Caprese Salad With Reduced Balsmic & Buffalo Mozzarella Bocconcini

I’m about to get all up in your face with my snobby tomatoes. You know, the REAL, heirloom kind. The ones that aren’t perfectly uniform, altogether unsymmetrical and absolutely DIVINE tasting. Yea, those ones.

Now, you could make this salad with regular variety beefsteak tomatoes, but for the love of gawd please don’t make them with GMO knock off, fake ‘heirloom’ tomatoes. Please just no. It just won’t taste the same and part of the absolute bliss in eating this salad comes from only being able to enjoy it in this state (with such a variety of home-grown tomatoes), oh but one time of year. When tomatoes are ripe and ready to be plucked off of the vine.

Which, for me – happened late as they were planted late. Lucky us…we’ve received a warm fall so far which allowed all of my green tomatoes the time they needed to grow and ripen into rock-star status. Heirloom tomatoes would in fact be rock-stars if they could, I think.

So now that you’re all quite certain of just how much I love growing, eating and waxing poetic (sort of), about tomatoes, we can move right along to what you’re really all here for, (I think?) A simple yet damned good caprese salad recipe. 

Caprese Salad With Reduced Balsamic & Buffalo Mozarella Bocconicini
Recipe type: Salad: Appetizer or Main - You Decide!
Cuisine: Homegrown
Prep time: 
Cook time: 
Total time: 
Serves: 4-6
 
What You'll Need
  • 4 cups Balsamic Vinegar (there will be leftover for all sorts of other glorious in your mouth things…this is what you want)
  • 3 Cherokee Purple tomatoes (thick slices)
  • 3 Black Krim tomatoes (thick slices)
  • Large handful of Chadwick Cherry, Small Black Plum and Golden Cherry tomatoes (quartered or halved depending on sizes)
  • 1 pound of fresh Buffalo Mozzarella Bocconcini
  • 1 pound or so of fresh basil leaves, two kinds: italian and bush
  • Quality (I use Spectrum organic) olive oil
  • Coarse sea salt and fresh cracked pepper to taste
How You Do
  1. If you're swift, you can reduce the balsamic at the same time you are prepping and assembling your salad.
  2. Measure out your balsamic vinegar and bring it to a boil in a heavy bottomed pot.
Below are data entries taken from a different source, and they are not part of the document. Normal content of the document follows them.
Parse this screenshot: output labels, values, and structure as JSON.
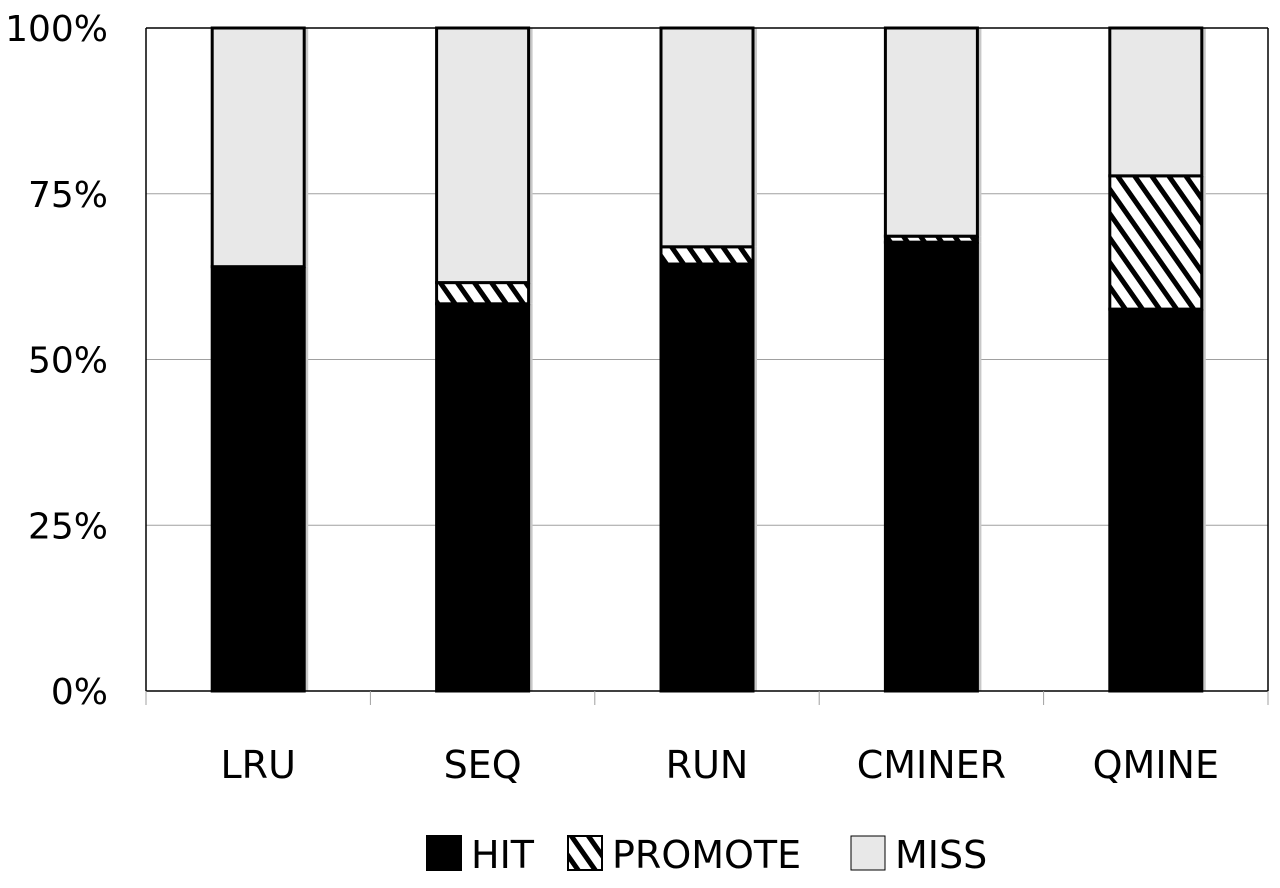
{
  "chart_data": {
    "type": "bar",
    "stacked": true,
    "categories": [
      "LRU",
      "SEQ",
      "RUN",
      "CMINER",
      "QMINE"
    ],
    "series": [
      {
        "name": "HIT",
        "values": [
          64,
          58.4,
          64.4,
          67.7,
          57.6
        ],
        "color": "#000000",
        "pattern": "solid"
      },
      {
        "name": "PROMOTE",
        "values": [
          0,
          3.2,
          2.6,
          0.9,
          20.1
        ],
        "color": "#000000",
        "pattern": "diagonal-hatch"
      },
      {
        "name": "MISS",
        "values": [
          36,
          38.4,
          33,
          31.4,
          22.3
        ],
        "color": "#e8e8e8",
        "pattern": "solid"
      }
    ],
    "ylim": [
      0,
      100
    ],
    "yticks": [
      "0%",
      "25%",
      "50%",
      "75%",
      "100%"
    ],
    "grid": true,
    "legend_position": "bottom",
    "title": "",
    "xlabel": "",
    "ylabel": ""
  }
}
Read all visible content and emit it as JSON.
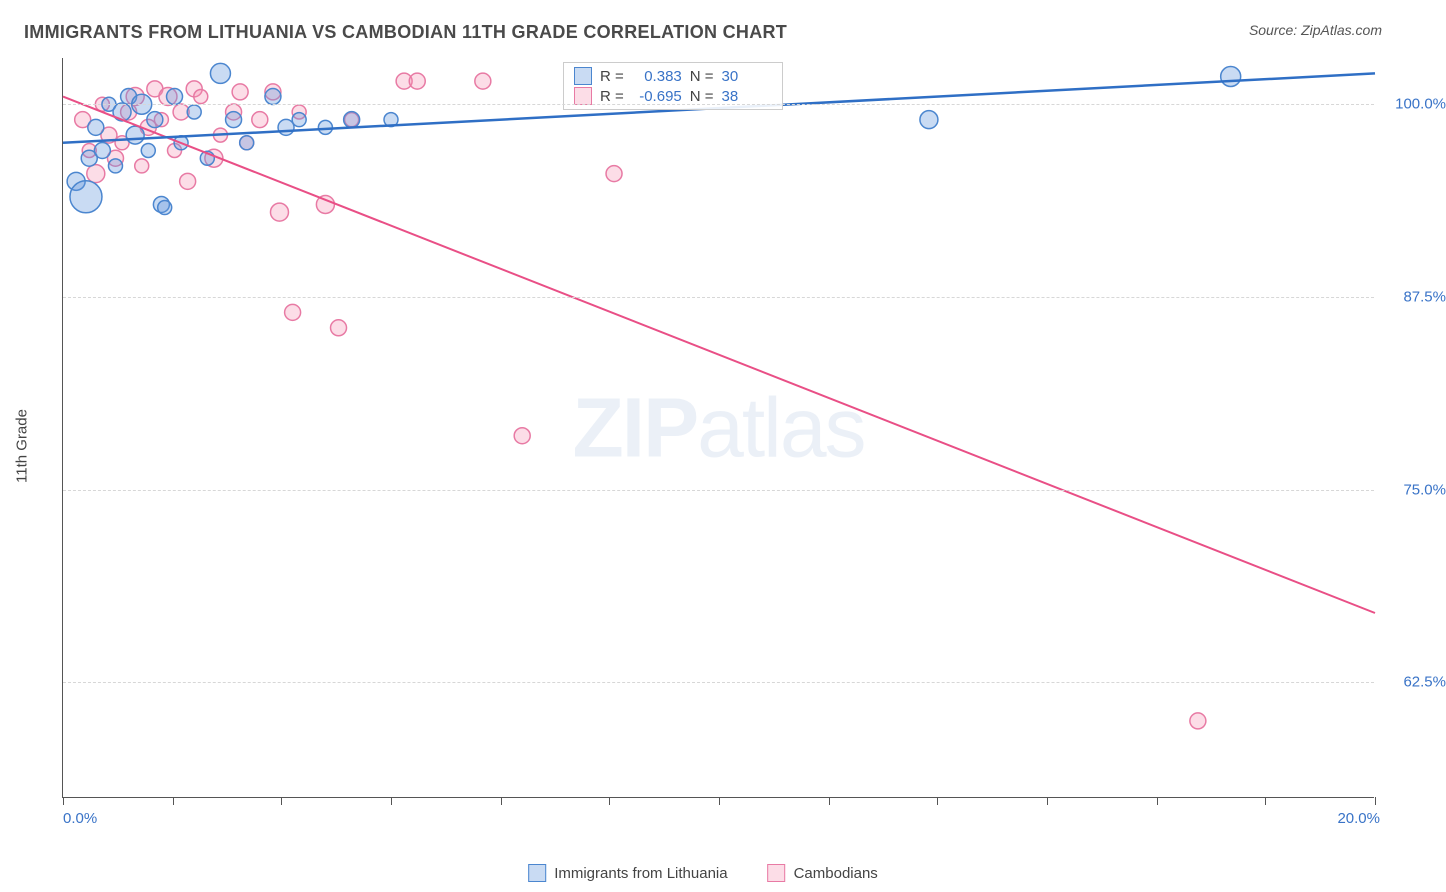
{
  "title": "IMMIGRANTS FROM LITHUANIA VS CAMBODIAN 11TH GRADE CORRELATION CHART",
  "source_prefix": "Source: ",
  "source_name": "ZipAtlas.com",
  "watermark_bold": "ZIP",
  "watermark_rest": "atlas",
  "axes": {
    "ylabel": "11th Grade",
    "xmin": 0.0,
    "xmax": 20.0,
    "ymin": 55.0,
    "ymax": 103.0,
    "x_tick_positions": [
      0,
      1.67,
      3.33,
      5.0,
      6.67,
      8.33,
      10.0,
      11.67,
      13.33,
      15.0,
      16.67,
      18.33,
      20.0
    ],
    "x_end_labels": [
      "0.0%",
      "20.0%"
    ],
    "y_gridlines": [
      62.5,
      75.0,
      87.5,
      100.0
    ],
    "y_tick_labels": [
      "62.5%",
      "75.0%",
      "87.5%",
      "100.0%"
    ]
  },
  "colors": {
    "blue_fill": "rgba(99,153,222,0.35)",
    "blue_stroke": "#4b86cf",
    "blue_line": "#2f6fc5",
    "pink_fill": "rgba(244,143,177,0.30)",
    "pink_stroke": "#e87aa4",
    "pink_line": "#e94f86",
    "axis_text": "#3973c7",
    "grid": "#d7d7d7",
    "text": "#4a4a4a"
  },
  "series_a": {
    "name": "Immigrants from Lithuania",
    "r_label": "R =",
    "r_value": "0.383",
    "n_label": "N =",
    "n_value": "30",
    "trend": {
      "x1": 0.0,
      "y1": 97.5,
      "x2": 20.0,
      "y2": 102.0
    },
    "points": [
      {
        "x": 0.2,
        "y": 95.0,
        "r": 9
      },
      {
        "x": 0.35,
        "y": 94.0,
        "r": 16
      },
      {
        "x": 0.4,
        "y": 96.5,
        "r": 8
      },
      {
        "x": 0.5,
        "y": 98.5,
        "r": 8
      },
      {
        "x": 0.6,
        "y": 97.0,
        "r": 8
      },
      {
        "x": 0.7,
        "y": 100.0,
        "r": 7
      },
      {
        "x": 0.8,
        "y": 96.0,
        "r": 7
      },
      {
        "x": 0.9,
        "y": 99.5,
        "r": 9
      },
      {
        "x": 1.0,
        "y": 100.5,
        "r": 8
      },
      {
        "x": 1.1,
        "y": 98.0,
        "r": 9
      },
      {
        "x": 1.2,
        "y": 100.0,
        "r": 10
      },
      {
        "x": 1.3,
        "y": 97.0,
        "r": 7
      },
      {
        "x": 1.4,
        "y": 99.0,
        "r": 8
      },
      {
        "x": 1.5,
        "y": 93.5,
        "r": 8
      },
      {
        "x": 1.55,
        "y": 93.3,
        "r": 7
      },
      {
        "x": 1.7,
        "y": 100.5,
        "r": 8
      },
      {
        "x": 1.8,
        "y": 97.5,
        "r": 7
      },
      {
        "x": 2.0,
        "y": 99.5,
        "r": 7
      },
      {
        "x": 2.2,
        "y": 96.5,
        "r": 7
      },
      {
        "x": 2.4,
        "y": 102.0,
        "r": 10
      },
      {
        "x": 2.6,
        "y": 99.0,
        "r": 8
      },
      {
        "x": 2.8,
        "y": 97.5,
        "r": 7
      },
      {
        "x": 3.2,
        "y": 100.5,
        "r": 8
      },
      {
        "x": 3.4,
        "y": 98.5,
        "r": 8
      },
      {
        "x": 3.6,
        "y": 99.0,
        "r": 7
      },
      {
        "x": 4.0,
        "y": 98.5,
        "r": 7
      },
      {
        "x": 4.4,
        "y": 99.0,
        "r": 8
      },
      {
        "x": 5.0,
        "y": 99.0,
        "r": 7
      },
      {
        "x": 13.2,
        "y": 99.0,
        "r": 9
      },
      {
        "x": 17.8,
        "y": 101.8,
        "r": 10
      }
    ]
  },
  "series_b": {
    "name": "Cambodians",
    "r_label": "R =",
    "r_value": "-0.695",
    "n_label": "N =",
    "n_value": "38",
    "trend": {
      "x1": 0.0,
      "y1": 100.5,
      "x2": 20.0,
      "y2": 67.0
    },
    "points": [
      {
        "x": 0.3,
        "y": 99.0,
        "r": 8
      },
      {
        "x": 0.4,
        "y": 97.0,
        "r": 7
      },
      {
        "x": 0.5,
        "y": 95.5,
        "r": 9
      },
      {
        "x": 0.6,
        "y": 100.0,
        "r": 7
      },
      {
        "x": 0.7,
        "y": 98.0,
        "r": 8
      },
      {
        "x": 0.8,
        "y": 96.5,
        "r": 8
      },
      {
        "x": 0.9,
        "y": 97.5,
        "r": 7
      },
      {
        "x": 1.0,
        "y": 99.5,
        "r": 8
      },
      {
        "x": 1.1,
        "y": 100.5,
        "r": 9
      },
      {
        "x": 1.2,
        "y": 96.0,
        "r": 7
      },
      {
        "x": 1.3,
        "y": 98.5,
        "r": 8
      },
      {
        "x": 1.4,
        "y": 101.0,
        "r": 8
      },
      {
        "x": 1.5,
        "y": 99.0,
        "r": 7
      },
      {
        "x": 1.6,
        "y": 100.5,
        "r": 9
      },
      {
        "x": 1.7,
        "y": 97.0,
        "r": 7
      },
      {
        "x": 1.8,
        "y": 99.5,
        "r": 8
      },
      {
        "x": 1.9,
        "y": 95.0,
        "r": 8
      },
      {
        "x": 2.0,
        "y": 101.0,
        "r": 8
      },
      {
        "x": 2.1,
        "y": 100.5,
        "r": 7
      },
      {
        "x": 2.3,
        "y": 96.5,
        "r": 9
      },
      {
        "x": 2.4,
        "y": 98.0,
        "r": 7
      },
      {
        "x": 2.6,
        "y": 99.5,
        "r": 8
      },
      {
        "x": 2.7,
        "y": 100.8,
        "r": 8
      },
      {
        "x": 2.8,
        "y": 97.5,
        "r": 7
      },
      {
        "x": 3.0,
        "y": 99.0,
        "r": 8
      },
      {
        "x": 3.2,
        "y": 100.8,
        "r": 8
      },
      {
        "x": 3.3,
        "y": 93.0,
        "r": 9
      },
      {
        "x": 3.5,
        "y": 86.5,
        "r": 8
      },
      {
        "x": 3.6,
        "y": 99.5,
        "r": 7
      },
      {
        "x": 4.0,
        "y": 93.5,
        "r": 9
      },
      {
        "x": 4.2,
        "y": 85.5,
        "r": 8
      },
      {
        "x": 4.4,
        "y": 99.0,
        "r": 7
      },
      {
        "x": 5.2,
        "y": 101.5,
        "r": 8
      },
      {
        "x": 5.4,
        "y": 101.5,
        "r": 8
      },
      {
        "x": 6.4,
        "y": 101.5,
        "r": 8
      },
      {
        "x": 7.0,
        "y": 78.5,
        "r": 8
      },
      {
        "x": 8.4,
        "y": 95.5,
        "r": 8
      },
      {
        "x": 17.3,
        "y": 60.0,
        "r": 8
      }
    ]
  },
  "legend": {
    "a": "Immigrants from Lithuania",
    "b": "Cambodians"
  }
}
Reduce to simmer for 20 minutes with the lid off allowing it to reduce. It may only appear to be somewhat thick in consistency; not to worry. It will thicken up as it cools. Feel free to put it in the fridge to speed up the cooling process.
  3. Meanwhile, wash and thickly slice the black krim and cherokee purple tomatoes and set aside in a bowl.
  4. Wash, de-stem and dry the basil, set aside.
  5. Wash and cut the remaining tomatoes; chadwick, golden and plum. Set aside in a bowl.
  6. Thickly slice the buffalo mozzarella, set aside.
  7. You want to create a procession line of all your ingredients to layer the caprese salad together. Some say stack it, which if I'm serving on individual plates, I'll do. But I was serving this salad family style with fresh bread, roasted garlic heads and roasted red pepper, sweet potato soup, so.
  8. Begin with a slice of either the Black Krim or Cherokee Purple Tomato, followed by a slice of mozzarella and finish with a sprig of each kind of basil. Bush basil leaves are quite a bit smaller than italian lettuce style basil so it won't be overpowering. Especially given how large the slices of Cherokee Purple and Black Krim tomatoes are going to likely be. You may in fact want to halve some of the larger slices to foster an even distribution of flavours and a most complimentary execution. You want your salad to look sexy, right?
  9. Basically all you do is repeat, layer after layer, altering between the Cherokee Purple and Black Krim tomatoes. I quite enjoyed how this looked on a oval plate. If you have one. Your guests, even if they're wily toddlers, probably will too. I got a ooo! and and ahhh! from both of mine. I WIN.
  10. Toss the remaining tomatoes; black plum, chadwick cherry and golden cherry together in a bowl with an even amount of the basils and mozz and arrange in the center of the plate.
  11. Finish off by drizzling with humble and equal amounts of olive oil and reduced balsamic. You want all of the flavours to shine through here. Don't drench it in oil and reduced vinegar. Sprinkle with salt and pepper to taste.
  12. Feed some adoring hungry people and welcome them as they fall at your feet.
  13. Moan all of the moans as you savour each and every morsel yourself.